Questa posizione è stata stabilita dall’ultimo Consiglio europeo. Secondo l’Europa, sarebbe molto importante se nella decisione finale di COP28 si parlasse finalmente di un phase-out (cioè di una terminazione) concordata di tutti i combustibili fossili, un orizzonte lontano da costruire però nel presente, con la clausola di chiedere un phase-out solo dei combustibili fossili «unabated», cioè «salvando» quelli che vengono bruciati con un sistema di cattura della CO2 (tecnologie ancora quasi del tutto sperimentali).

Un altro obiettivo europeo per COP28 è quello di triplicare l’installazione di rinnovabili e raddoppiare l’implementazione dell’efficienza energetica entro il 2030. Non sarà facile ottenere questi risultati, soprattutto perché una COP non si svolge mai nel vuoto, ma anzi il contesto influisce parecchio sulle discussioni. Il nostro mondo è geopoliticamente fratturato tra blocchi e per arrivare a un risultato ambizioso sarà necessario ricucire la fiducia tra nord e sud globale, servirà una grande capacità di leadership per condurre in porto un negoziato così delicato in un momento in cui ci sono così tante tensioni.

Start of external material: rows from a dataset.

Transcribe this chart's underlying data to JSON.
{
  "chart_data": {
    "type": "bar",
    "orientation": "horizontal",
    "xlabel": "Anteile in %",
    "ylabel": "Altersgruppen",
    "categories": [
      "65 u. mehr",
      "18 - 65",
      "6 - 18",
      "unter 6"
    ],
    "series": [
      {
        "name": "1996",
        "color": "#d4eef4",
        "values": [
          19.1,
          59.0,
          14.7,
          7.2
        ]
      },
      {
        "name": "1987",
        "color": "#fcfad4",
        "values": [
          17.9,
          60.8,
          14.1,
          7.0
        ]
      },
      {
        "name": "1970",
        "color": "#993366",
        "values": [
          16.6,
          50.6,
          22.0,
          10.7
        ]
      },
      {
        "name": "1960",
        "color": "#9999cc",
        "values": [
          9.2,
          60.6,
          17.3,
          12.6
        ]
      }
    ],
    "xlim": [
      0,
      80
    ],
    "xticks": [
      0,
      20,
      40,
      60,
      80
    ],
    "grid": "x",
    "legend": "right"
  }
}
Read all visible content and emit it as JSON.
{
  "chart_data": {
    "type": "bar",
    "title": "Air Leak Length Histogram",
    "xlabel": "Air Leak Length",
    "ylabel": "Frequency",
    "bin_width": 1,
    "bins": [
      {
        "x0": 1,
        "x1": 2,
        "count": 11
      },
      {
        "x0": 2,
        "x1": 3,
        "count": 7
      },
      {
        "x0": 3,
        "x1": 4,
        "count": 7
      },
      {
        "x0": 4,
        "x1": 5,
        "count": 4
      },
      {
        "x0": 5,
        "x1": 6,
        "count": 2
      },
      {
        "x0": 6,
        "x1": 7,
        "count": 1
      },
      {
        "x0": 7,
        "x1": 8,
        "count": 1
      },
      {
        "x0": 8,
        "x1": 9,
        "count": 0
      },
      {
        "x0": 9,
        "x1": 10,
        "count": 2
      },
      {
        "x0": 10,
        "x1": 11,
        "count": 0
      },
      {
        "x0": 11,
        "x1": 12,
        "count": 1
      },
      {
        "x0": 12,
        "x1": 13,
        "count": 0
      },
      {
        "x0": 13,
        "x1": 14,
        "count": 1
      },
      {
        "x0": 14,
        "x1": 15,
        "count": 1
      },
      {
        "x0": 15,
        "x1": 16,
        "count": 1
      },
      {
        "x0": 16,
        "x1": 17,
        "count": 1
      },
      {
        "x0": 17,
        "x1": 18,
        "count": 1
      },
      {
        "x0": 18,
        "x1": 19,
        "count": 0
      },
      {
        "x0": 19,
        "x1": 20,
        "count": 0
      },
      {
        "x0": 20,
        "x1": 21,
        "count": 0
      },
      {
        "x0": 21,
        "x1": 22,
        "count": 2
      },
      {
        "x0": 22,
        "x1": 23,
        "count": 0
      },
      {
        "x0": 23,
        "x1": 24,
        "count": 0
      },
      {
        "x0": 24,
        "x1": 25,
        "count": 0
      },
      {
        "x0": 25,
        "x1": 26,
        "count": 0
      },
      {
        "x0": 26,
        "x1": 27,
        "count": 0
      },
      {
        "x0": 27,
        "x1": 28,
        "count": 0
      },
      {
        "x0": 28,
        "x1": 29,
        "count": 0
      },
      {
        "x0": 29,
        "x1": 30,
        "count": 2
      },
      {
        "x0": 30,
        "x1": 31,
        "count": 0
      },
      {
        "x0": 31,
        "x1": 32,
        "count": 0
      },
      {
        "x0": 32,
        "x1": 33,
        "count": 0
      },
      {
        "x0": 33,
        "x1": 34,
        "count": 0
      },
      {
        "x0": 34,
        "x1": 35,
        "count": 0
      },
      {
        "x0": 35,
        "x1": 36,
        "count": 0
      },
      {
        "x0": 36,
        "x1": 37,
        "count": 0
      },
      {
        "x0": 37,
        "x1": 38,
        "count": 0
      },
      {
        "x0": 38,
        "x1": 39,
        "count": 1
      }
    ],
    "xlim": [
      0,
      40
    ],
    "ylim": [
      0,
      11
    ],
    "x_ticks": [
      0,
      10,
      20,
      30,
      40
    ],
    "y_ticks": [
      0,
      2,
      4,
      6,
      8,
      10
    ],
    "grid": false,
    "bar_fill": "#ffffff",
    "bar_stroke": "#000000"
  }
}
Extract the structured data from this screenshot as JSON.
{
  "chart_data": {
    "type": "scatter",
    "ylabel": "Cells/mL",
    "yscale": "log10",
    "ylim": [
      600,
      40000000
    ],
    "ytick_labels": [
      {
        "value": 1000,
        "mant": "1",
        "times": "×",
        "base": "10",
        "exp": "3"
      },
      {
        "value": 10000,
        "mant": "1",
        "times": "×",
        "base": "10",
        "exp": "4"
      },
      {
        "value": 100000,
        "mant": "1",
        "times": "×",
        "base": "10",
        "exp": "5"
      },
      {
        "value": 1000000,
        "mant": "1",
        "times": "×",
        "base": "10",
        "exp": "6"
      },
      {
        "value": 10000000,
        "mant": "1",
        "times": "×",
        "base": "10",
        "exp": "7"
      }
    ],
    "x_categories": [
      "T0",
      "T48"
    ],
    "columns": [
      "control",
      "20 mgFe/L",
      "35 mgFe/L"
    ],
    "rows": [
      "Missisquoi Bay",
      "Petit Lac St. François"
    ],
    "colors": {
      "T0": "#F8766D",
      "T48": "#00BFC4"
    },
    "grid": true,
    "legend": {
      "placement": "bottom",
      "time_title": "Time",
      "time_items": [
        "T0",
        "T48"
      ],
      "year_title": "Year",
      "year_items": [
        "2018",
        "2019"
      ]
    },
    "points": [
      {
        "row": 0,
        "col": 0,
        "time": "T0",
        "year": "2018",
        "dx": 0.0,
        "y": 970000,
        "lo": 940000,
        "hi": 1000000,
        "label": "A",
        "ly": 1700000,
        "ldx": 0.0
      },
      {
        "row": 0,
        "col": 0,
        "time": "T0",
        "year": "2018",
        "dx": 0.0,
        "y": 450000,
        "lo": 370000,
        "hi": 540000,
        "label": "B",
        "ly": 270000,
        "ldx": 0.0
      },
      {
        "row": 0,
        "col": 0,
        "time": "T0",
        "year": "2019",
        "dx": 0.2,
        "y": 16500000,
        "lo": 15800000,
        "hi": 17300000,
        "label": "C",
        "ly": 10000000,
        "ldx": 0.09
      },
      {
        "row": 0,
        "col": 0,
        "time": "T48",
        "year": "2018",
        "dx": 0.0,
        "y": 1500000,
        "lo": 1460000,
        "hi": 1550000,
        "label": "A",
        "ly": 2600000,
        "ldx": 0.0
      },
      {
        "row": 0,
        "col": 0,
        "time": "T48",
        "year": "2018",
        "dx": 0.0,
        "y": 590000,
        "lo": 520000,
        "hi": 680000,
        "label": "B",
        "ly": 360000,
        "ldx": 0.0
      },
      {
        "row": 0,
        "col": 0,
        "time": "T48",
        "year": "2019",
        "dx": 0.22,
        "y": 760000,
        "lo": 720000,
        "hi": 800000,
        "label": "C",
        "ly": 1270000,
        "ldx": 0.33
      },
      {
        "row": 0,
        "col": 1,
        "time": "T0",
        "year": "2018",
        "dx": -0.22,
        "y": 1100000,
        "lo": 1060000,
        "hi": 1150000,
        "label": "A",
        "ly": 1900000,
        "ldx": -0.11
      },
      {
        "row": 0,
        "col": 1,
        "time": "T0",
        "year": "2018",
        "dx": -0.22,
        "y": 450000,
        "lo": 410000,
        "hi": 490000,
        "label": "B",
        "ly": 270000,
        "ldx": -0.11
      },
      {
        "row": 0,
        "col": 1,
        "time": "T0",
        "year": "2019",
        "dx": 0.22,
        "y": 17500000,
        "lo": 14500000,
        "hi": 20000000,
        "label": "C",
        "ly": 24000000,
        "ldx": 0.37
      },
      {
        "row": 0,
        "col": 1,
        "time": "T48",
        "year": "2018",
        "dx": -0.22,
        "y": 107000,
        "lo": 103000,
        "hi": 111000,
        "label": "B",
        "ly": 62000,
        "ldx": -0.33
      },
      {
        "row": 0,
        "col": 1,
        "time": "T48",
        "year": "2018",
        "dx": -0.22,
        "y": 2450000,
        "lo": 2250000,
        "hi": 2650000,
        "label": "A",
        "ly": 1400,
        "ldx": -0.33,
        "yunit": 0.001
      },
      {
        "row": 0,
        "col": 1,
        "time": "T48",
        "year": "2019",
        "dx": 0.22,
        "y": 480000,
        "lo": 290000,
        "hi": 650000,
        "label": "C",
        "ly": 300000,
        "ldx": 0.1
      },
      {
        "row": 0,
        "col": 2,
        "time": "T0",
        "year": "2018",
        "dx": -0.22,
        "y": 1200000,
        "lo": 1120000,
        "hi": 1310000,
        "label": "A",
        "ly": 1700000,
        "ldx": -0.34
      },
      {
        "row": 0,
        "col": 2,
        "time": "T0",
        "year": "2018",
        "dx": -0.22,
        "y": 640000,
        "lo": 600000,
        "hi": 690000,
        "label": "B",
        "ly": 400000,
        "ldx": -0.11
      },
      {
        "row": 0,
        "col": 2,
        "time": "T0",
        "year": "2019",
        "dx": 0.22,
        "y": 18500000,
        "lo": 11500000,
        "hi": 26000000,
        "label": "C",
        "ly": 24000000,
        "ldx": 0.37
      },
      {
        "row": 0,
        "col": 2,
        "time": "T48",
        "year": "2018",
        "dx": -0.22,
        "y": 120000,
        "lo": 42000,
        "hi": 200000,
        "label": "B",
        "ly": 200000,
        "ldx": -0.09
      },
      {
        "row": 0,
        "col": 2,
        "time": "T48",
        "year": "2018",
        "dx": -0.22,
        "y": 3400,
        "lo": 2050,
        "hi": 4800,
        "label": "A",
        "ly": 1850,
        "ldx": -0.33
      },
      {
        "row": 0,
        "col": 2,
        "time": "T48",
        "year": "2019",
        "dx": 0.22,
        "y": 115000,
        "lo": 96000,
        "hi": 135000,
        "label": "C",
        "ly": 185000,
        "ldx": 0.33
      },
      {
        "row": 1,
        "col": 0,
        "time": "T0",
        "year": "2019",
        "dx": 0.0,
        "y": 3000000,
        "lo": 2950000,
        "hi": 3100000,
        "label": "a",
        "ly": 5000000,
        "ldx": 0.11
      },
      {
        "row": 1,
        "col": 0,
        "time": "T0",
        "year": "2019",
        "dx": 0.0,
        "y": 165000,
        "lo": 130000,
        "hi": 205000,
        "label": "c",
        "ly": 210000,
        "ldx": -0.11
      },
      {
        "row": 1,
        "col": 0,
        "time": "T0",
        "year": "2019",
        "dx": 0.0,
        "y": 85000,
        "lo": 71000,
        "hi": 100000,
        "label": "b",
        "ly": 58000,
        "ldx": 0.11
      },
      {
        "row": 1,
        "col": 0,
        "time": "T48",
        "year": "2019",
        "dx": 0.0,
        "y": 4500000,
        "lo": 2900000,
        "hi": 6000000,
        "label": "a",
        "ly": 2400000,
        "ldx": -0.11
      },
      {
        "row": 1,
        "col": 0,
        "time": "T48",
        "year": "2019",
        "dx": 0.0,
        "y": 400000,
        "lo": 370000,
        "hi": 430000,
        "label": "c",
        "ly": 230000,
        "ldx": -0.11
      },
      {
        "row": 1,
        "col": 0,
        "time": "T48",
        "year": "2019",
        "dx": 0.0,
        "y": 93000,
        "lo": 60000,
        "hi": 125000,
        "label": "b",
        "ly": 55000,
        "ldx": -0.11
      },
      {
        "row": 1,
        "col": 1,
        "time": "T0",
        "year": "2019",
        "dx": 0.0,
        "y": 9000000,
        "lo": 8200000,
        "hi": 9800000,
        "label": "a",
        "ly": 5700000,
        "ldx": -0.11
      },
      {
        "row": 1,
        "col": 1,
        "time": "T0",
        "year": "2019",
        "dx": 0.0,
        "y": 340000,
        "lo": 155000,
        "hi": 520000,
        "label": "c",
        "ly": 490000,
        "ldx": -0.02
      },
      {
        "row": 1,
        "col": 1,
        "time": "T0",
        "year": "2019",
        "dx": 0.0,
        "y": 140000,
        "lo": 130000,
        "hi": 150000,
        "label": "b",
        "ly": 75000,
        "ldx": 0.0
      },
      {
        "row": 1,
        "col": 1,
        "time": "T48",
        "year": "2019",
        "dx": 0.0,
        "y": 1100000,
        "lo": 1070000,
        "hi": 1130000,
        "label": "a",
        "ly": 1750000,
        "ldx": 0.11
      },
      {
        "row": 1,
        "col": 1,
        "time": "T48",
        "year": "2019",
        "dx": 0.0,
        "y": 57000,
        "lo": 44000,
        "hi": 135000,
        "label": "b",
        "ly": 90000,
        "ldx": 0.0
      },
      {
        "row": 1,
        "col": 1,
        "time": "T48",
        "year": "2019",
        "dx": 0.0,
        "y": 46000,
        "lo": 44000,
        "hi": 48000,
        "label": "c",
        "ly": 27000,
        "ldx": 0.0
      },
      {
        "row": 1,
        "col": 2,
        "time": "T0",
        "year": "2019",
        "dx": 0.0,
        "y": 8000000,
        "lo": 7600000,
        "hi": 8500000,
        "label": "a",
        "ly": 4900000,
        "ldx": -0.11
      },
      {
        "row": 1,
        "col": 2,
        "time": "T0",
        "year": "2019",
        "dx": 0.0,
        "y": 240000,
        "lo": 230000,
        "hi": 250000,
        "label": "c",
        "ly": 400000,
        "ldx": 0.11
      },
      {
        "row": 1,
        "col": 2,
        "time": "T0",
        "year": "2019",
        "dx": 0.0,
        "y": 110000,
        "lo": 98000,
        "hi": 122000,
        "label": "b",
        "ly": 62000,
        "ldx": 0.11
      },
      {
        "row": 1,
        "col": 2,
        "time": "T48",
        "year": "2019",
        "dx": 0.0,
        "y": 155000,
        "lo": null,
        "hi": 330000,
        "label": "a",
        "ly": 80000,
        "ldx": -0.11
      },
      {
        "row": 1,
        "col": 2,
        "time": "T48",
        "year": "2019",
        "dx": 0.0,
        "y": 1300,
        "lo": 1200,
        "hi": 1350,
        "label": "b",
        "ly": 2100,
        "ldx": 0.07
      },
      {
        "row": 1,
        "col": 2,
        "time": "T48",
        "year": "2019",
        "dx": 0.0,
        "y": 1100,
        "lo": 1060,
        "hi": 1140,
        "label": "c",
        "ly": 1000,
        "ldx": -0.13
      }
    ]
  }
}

È anche per queste complicazioni internazionali tra i paesi che il ruolo delle città e delle loro coalizioni è quanto mai importante per la riuscita di questo processo. E non solo perché nel 2050, quando la maggior parte dell’umanità e tutto il mondo occidentale progettano di arrivare a zero emissioni, ospiteranno ormai i due terzi della popolazione. Le città sono importanti perché il clima ha bisogno di una governance che sia il più vicino possibile alle persone per raggiungere uno degli obiettivi più importanti della transizione: che sia giusta e inclusiva.

Giustizia e inclusività sono più facili da raggiungere nel livello urbano, perché qui si vedono e comprendono molto meglio le esigenze e i bisogni delle persone, rispetto alla scala globale. Inoltre il fallimento degli obiettivi climatici di contenimento dell’aumento delle temperature, dall’innalzamento del livello dei mari (che rischia di sfollare centinaia di milioni di persone) alle ondate di calore, colpirebbe innanzitutto gli spazi urbani. Quindi i loro rappresentanti sono le tra le persone più adatte per trasmettere ai decisori politici globali quel senso di urgenza che troppo spesso è mancato nell’affrontare questa emergenza.